A train travels at a certain average speed for a distance of 54 km and then travels a distance of 63 km at an average speed of 6 km/h more than the first speed. If it takes 3 hours to complete the total journey, what is its first speed?
Answers
Step-by-step explanation:
A train travels at a certain average speed for a distance of 54 km and then travels a distance of 63 km at an average speed of 6 km/h more than the first speed. If it takes 3 hours to complete the total journey, what is its first speed? Hence, the speed of the train to cover 54 km or its first speed is 36 km/h.
Answer:
The first speed of the train is 36 km/hr.
Step-by-step explanation:
Let us assume that the first speed of the train is y km/hr
So, the speed for 63 km will be (y + 6) km/hr.
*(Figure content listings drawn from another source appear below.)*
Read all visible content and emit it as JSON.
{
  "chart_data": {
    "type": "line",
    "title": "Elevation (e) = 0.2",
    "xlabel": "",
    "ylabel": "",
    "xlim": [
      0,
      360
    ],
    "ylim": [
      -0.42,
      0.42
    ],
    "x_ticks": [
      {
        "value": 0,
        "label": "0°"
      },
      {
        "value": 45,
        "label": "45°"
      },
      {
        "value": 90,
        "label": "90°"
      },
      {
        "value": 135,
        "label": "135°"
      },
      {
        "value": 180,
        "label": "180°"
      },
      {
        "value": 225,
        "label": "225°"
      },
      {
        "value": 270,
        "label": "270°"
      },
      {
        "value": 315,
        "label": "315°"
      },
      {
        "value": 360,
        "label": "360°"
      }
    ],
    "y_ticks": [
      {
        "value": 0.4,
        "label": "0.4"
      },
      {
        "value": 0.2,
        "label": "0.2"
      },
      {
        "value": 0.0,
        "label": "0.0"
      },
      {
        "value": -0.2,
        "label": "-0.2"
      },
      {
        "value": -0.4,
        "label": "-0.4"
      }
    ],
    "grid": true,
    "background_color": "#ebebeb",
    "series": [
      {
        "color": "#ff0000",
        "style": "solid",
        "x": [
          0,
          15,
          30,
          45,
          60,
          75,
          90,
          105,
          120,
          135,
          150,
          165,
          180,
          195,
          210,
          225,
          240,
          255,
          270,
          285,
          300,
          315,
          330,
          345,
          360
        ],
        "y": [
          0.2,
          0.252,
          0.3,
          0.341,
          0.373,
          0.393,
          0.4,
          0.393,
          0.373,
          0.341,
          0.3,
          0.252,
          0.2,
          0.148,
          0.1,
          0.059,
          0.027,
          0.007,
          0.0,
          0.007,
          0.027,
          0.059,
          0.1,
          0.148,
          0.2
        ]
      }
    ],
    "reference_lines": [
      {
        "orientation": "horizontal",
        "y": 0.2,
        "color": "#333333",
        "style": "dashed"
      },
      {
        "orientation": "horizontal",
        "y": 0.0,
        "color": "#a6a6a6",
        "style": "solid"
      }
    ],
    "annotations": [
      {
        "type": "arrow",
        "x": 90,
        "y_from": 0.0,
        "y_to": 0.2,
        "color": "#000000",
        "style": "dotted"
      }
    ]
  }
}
According to the question,
⋆ Distance covered first time d₁ = 54 km
⋆ Distance covered d₂ = 63 km
⋆ Total time taken for the journey t = 3 hrs
☀️ We know that, Speed = Distance/Time.
From the above formula, we get :
⇒ Distance/Speed = Time
☀️ Now, substituting the values :
⇒ d₁/First speed + d₂/Second speed = t
⇒ 54/y + 63/y + 6 = 3
☀️ Taking the LCM :
⇒ 54 (y + 6) + 63y/y (y + 6) = 3
⇒ 54y + 324 + 63y/y² + 6y = 3
⇒ 117y + 324/y² + 6y = 3
☀️ Cross multiplying them :
⇒ 3 (y² + 6y) = 117y + 324
⇒ 3y² + 18y = 117y + 324
⇒ 3y² + 18y – 117y – 324 = 0
⇒ 3y² – 99y – 324 = 0
☀️ Dividing the whole equation by 3 to get simplified form :
⇒ (3y² – 99y – 324)/3 = 0/3
⇒ y² – 33y – 108 = 0
☀️ Factorising by splitting the middle term :
⇒ [– 36y + 3y = – 33y]
⇒ [– 36y × 3y = – 108y²]
⇒ y² – 36y + 3y – 108 = 0
⇒ y (y – 36) + 3 (y – 36) = 0
⇒ (y – 36) (y + 3) = 0
⇒ y = 36 , y = – 3
________________________________
༜ The first speed of the train is 36 km/hr since, we cannot take y = – 3 [ speed can't be negative ].